La puissance physique de ces peuples est extraordinaire; on peut juger de ce qu'ils seraient devenus après la régénération de leur moral. L'Orient doit, tôt ou tard, appartenir encore à celui qui saura se donner un point d'appui pour poser le levier qui doit l'ébranler.

Le souvenir des anciennes croisades nous était favorable, quoiqu'elles aient trouvé leurs tombeaux dans ces mêmes contrées.

Les Druzes et les Mutualis, peuplades chrétiennes qui habitent les montagnes à l'est, sont, à ce que l'on dit dans le pays, les descendans en ligne directe des derniers croisés, qui, privés des moyens de retourner dans leur patrie, ont été retenus dans le pays par la misère. Pour se soustraire aux Turcs, ils se sont retirés dans les montagnes où vivent encore leurs descendans, et l'on ne se souvient pas qu'aucun Turc soit parvenu à pénétrer dans les lieux qu'ils ont choisis pour leur retraite.

Ces peuplades vivent en tribus; elles ont perdu la connaissance de la langue de leurs ancêtres, mais elles ont encore les mêmes armes qu'eux, les mêmes lances, de longues épées avec une poignée en forme de croix, et de petits boucliers ronds faits d'un cuir très dur.

Au premier bruit de l'entrée des Français en Syrie, ces peuples descendirent de leurs montagnes, animés par ce seul sentiment qu'ils devaient être nos alliés naturels, et vinrent au camp devant Saint-Jean-d'Acre pour rendre hommage au général Bonaparte, dont la gloire était parvenue jusqu'à eux; on leur fit grande fête; et le général Bonaparte, qui aimait à reparler de cette époque, même au temps de ses plus hautes prospérités, m'a fait l'honneur de me dire quelquefois que, lors de l'entrée de ces guerriers druzes dans sa tente, il avait éprouvé un sentiment d'intérêt mêlé d'admiration dont il n'avait pu se défendre, et que cette visite lui avait fait éprouver un véritable plaisir. Il disait qu'il n'avait pas cru voir des Turcs, que leurs physionomies avaient encore l'impression de la souche d'où ils étaient sortis, que leurs yeux et la coupe de leur visage étaient plus européens qu'orientaux; qu'en un mot on voyait bien qu'entre eux et nous il y avait quelque chose de commun.

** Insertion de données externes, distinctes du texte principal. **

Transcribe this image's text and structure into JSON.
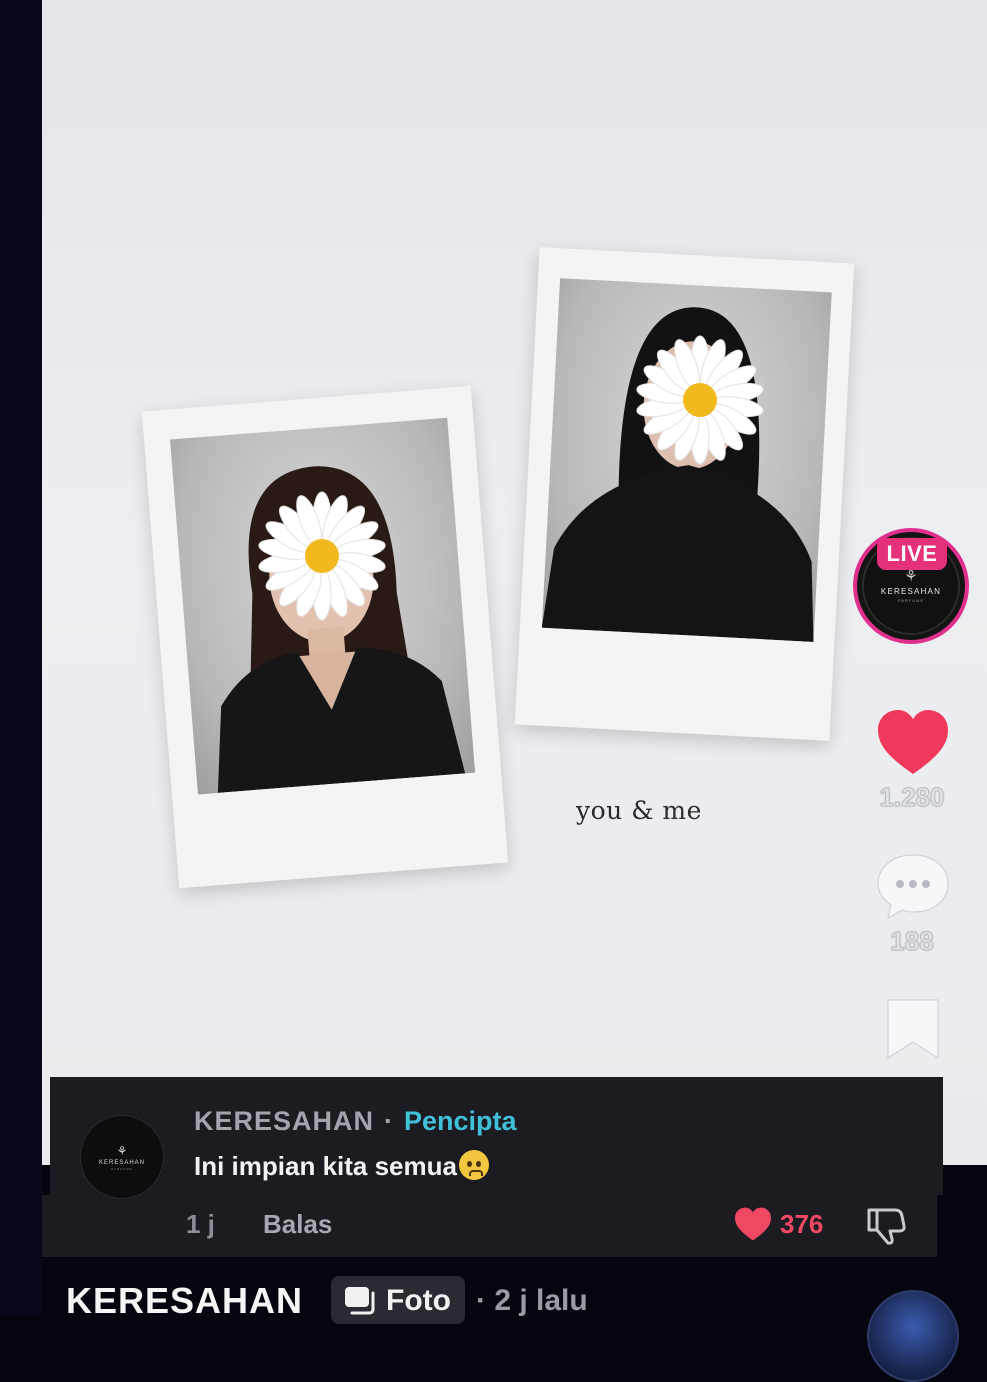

La tradition des âges avait appris à ces guerriers qu'ils provenaient d'autres guerriers venus du même pays que nous. Ils vivaient, du reste, dans une ignorance complète des affaires du monde, et ne sont que des chrétiens dans toute la simplicité des premières doctrines. Ils sont fort considérés de la population entière de la Syrie, qui, de temps en temps, a recours à leur protection pour imposer à la férocité des milices des pachas que la Porte envoie pour gouverner ces malheureuses contrées.

Ces diverses populations eussent bien aisément fourni une magnifique armée qui aurait précédé nos légions, lesquelles n'auraient plus été engagées que dans les occasions où leurs efforts seraient devenus nécessaires; mais avant tout il fallait prendre Saint-Jean-d'Acre.

CHAPITRE X.

Prise par les Anglais d'un convoi expédié pour Saint-Jean-d'Acre.—Siége de Saint-Jean-d'Acre.—Retraite.—Le général Bonaparte à l'hôpital des pestiférés de Jaffa.—Débarquement de l'armée turque.—Bataille d'Aboukir.

Le général Bonaparte, dont la prévoyance embrassait toutes les difficultés, avait fait partir d'Alexandrie un convoi de bâtimens sur lesquels il avait fait embarquer la grosse artillerie, ainsi que des outils du génie; il était escorté par deux vieilles frégates qui étaient parties de Toulon comme bâtimens de transport, et avaient été réarmées à Alexandrie depuis la défaite de notre escadre. Tout ce qui devait être employé au siége de Saint-Jean-d'Acre était sur ce convoi, ainsi que beaucoup de fusils. Cette petite flotte, d'une valeur inappréciable dans cette circonstance, fit route le long des côtes d'Égypte et de Syrie. Elle était prévenue qu'il y avait deux vaisseaux anglais dans ces parages; mais comme les bâtimens qui la composaient tiraient peu d'eau, ils pouvaient serrer la côte de très près et s'y mettre à l'abri toutes les fois qu'ils n'auraient pas trouvé les troupes françaises maîtresses d'un des petits ports de cette côte, dans lequel ils devaient entrer.